Continuing to play more with the passage of time, the upper gallery showcases Thank You, Fog, sixty photographs that wrap around the entire room—each photo taken one minute apart for an hour as fog passes over trees in Sonoma County, California. This is where Finch deals less with the unreliability of memory and more about proving how photography actually can document the past. However, Finch’s subject is fog, a thing of which is hazy and blocks a clear vision. Though there are many photographs to suggest the fog’s movement, there is still so much missing. And so, it is fitting that this work is in the gallery. Another important piece is Shadow, Sculpture of Centaur, Tuileries (after Atget) in the middle gallery. This is, in the literal sense, a vertically standing, but slightly off--kilter, fluorescent tube covered in colored filters. The sculpture acts as a reverse prism that emits the same gray light as the shadows captured by Atget in his photographs of Paris. Again, Finch goes for exactitude, but really, he is accomplishing something more ambitious—he’s telling us to trust an image that may or may not be true. He’s asking the viewer to recollect something the viewer probably never thought to pocket in memory or has never seen at all.

Some of Finch’s renderings of memory are ineffective. For example, Window (Emily Dickinson’s bedroom, January 30, 2009), attempts to show us an unfocused view from Emily Dickinson’s bedroom location. But the photograph is displayed on the front window of the lower gallery. In effect, the viewer is distracted by what is happening beyond the art. People walk past, cars move in and out of the picture, and bricks suddenly become a part of Dickinson’s bedroom location. This adds an obvious falseness to the work and the viewer knowingly feels cheated. Also City of Light (two of the three, Opera and Notre Dame, were there—Bastille was missing) leaves the viewer wanting more. All three are diptychs of exposed photo paper on the right and pastel on paper on the left. Is Finch implying that what we recollect is incorrect? All three locations cannot produce the same image on paper. Is he showing us how our minds play tricks on us and how memories of what we once saw blend together? If that was the point, this is an aesthetically dull way to prove how capricious our memory can be.
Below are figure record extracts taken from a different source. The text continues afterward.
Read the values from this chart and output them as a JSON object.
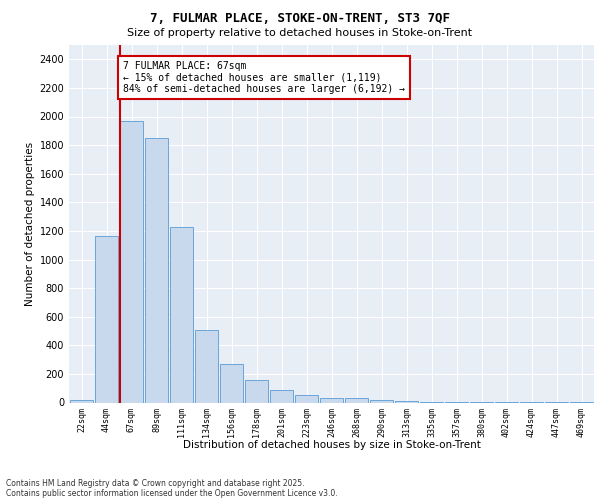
{
  "title1": "7, FULMAR PLACE, STOKE-ON-TRENT, ST3 7QF",
  "title2": "Size of property relative to detached houses in Stoke-on-Trent",
  "xlabel": "Distribution of detached houses by size in Stoke-on-Trent",
  "ylabel": "Number of detached properties",
  "categories": [
    "22sqm",
    "44sqm",
    "67sqm",
    "89sqm",
    "111sqm",
    "134sqm",
    "156sqm",
    "178sqm",
    "201sqm",
    "223sqm",
    "246sqm",
    "268sqm",
    "290sqm",
    "313sqm",
    "335sqm",
    "357sqm",
    "380sqm",
    "402sqm",
    "424sqm",
    "447sqm",
    "469sqm"
  ],
  "values": [
    20,
    1165,
    1970,
    1850,
    1230,
    510,
    270,
    155,
    85,
    50,
    30,
    28,
    15,
    8,
    5,
    3,
    2,
    2,
    1,
    1,
    1
  ],
  "bar_color": "#c9d9ed",
  "bar_edge_color": "#5b9bd5",
  "highlight_index": 2,
  "highlight_line_color": "#cc0000",
  "highlight_box_color": "#cc0000",
  "annotation_title": "7 FULMAR PLACE: 67sqm",
  "annotation_line1": "← 15% of detached houses are smaller (1,119)",
  "annotation_line2": "84% of semi-detached houses are larger (6,192) →",
  "ylim": [
    0,
    2500
  ],
  "yticks": [
    0,
    200,
    400,
    600,
    800,
    1000,
    1200,
    1400,
    1600,
    1800,
    2000,
    2200,
    2400
  ],
  "bg_color": "#e8eef6",
  "fig_bg_color": "#ffffff",
  "footer1": "Contains HM Land Registry data © Crown copyright and database right 2025.",
  "footer2": "Contains public sector information licensed under the Open Government Licence v3.0."
}
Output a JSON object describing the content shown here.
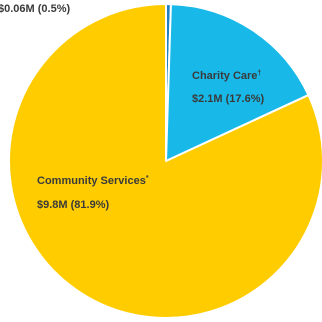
{
  "chart_data": {
    "type": "pie",
    "start_angle_deg": -90,
    "direction": "clockwise",
    "slices": [
      {
        "key": "other",
        "name": "",
        "value": 0.06,
        "share_percent": 0.5,
        "value_label": "$0.06M (0.5%)",
        "color": "#1e7fc4"
      },
      {
        "key": "charity",
        "name": "Charity Care",
        "name_sup": "†",
        "value": 2.1,
        "share_percent": 17.6,
        "value_label": "$2.1M (17.6%)",
        "color": "#18b9e8"
      },
      {
        "key": "community",
        "name": "Community Services",
        "name_sup": "*",
        "value": 9.8,
        "share_percent": 81.9,
        "value_label": "$9.8M (81.9%)",
        "color": "#ffcc00"
      }
    ],
    "slice_border_color": "#ffffff"
  }
}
Back in the lobby, there are two works of art, the most intriguing being Untitled (Tower of Babel). Many hear about the experience of walking into a gallery or a museum and seeing a large canvas painted black. Well, that appears to be what hangs on the wall. However, there is much more than latex paint on wood. What is represented, in tying in with Finch’s theme of photography, is an overexposed piece of photo paper left out over time. What is more ambiguous is the title, for in the upper gallery is a piece also titled Tower of Babel (After Brueghel). This is a sculpture of a Kodak Box taped onto a small, otherwise blank, wall. Supposedly, there is exposed photo paper that is part of the work, though it was not visible. Quite possibly, the Untitled work is the photo paper, and the two pieces, though disjointed, work hand in hand to conceptualize the time that passes from the beginning point of the gallery to the furthest point away from the entrance. What is left to be discovered in the middle of Rhona Hoffman gallery is much more complicated and innovative than photography that utilizes just photo paper from a Kodak Box.

Finch is a master at contorting light, time, and chemistry. He shows us the many ways in which memory of time in the past or time passing can be captured, whether it is on paper, in a light, on a wall, etc. But, he emphasizes that what we recollect is just a recollection, not a copy of a past moment. That moment will never be seen again.